Ce rapport indépendant, qui met en doute les conclusions du premier rapport balistique, n’est pas versé au dossier. « C’est un rapport qui n’a pas été demandé par la justice, dont on ne connaît pas les auteurs, c’est un coup d’épée dans l’eau. Ça a fait du buzz mais il ne sert à rien dans une procédure judiciaire », regrette Maître Grazzini auprès de franceinfo.
Acte 6 : des révélations pourraient relancer le volet judiciaire
A l’automne 2021, l’affaire n’est toujours pas close. France Inter révèle, samedi 30 octobre, que l’auteur du tir de grenade a été identifié par l’IGPN, confirmant une information du livre du journaliste Frédéric Charpier, L’IGPN, une institution au-dessus de tout soupçon.
Le directeur général de la police nationale, Frédéric Veaux, a refusé de sanctionner l’auteur du tir et son superviseur, révèle encore France Inter. Frédéric Veaux estime que la nuit tombante, le bruit, la fumée et l’atmosphère insurrectionnelle de la manifestation des « gilets jaunes » pouvaient expliquer le « manque de discernement » des deux agents. Il a décidé de leur faire suivre un stage de formation continue obligatoire.

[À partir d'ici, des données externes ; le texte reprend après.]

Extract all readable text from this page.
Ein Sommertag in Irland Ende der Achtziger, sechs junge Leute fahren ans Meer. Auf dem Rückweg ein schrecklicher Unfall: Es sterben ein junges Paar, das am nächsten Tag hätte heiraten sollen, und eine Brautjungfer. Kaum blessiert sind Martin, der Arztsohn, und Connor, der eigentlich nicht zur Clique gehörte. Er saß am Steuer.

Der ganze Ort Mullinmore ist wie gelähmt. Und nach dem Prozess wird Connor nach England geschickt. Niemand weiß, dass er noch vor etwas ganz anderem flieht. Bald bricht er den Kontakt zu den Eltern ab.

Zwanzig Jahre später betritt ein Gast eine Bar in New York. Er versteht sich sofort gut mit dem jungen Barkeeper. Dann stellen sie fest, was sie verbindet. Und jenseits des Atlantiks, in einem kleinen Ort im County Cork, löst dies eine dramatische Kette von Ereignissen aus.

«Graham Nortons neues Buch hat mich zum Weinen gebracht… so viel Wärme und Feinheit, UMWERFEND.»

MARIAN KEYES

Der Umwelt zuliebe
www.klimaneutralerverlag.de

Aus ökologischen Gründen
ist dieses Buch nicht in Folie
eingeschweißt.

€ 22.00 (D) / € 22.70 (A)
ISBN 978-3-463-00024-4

Frédéric Veaux ne suit donc pas l’avis de l’IGPN, qui recommandait de renvoyer les deux CRS devant un conseil de discipline, selon les informations de France Inter. Dans son rapport administratif remis l’été précédent, la directrice de l’Inspection générale de la police nationale, Brigitte Jullien, avait considéré que le tir de grenade était réglementaire mais « risqué et inadapté ».
Maître Grazzini voit dans l’identification par l’IGPN des deux CRS « une bonne nouvelle ». Bien que l’enquête administrative soit à présent fermée, l’information judiciaire, conduite à Lyon, se poursuit. La justice n’a communiqué sur aucune éventuelle mise en examen jusqu’à présent. Les conclusions du rapport de l’IGPN ont été transmises au juge d’instruction lyonnais chargé du dossier.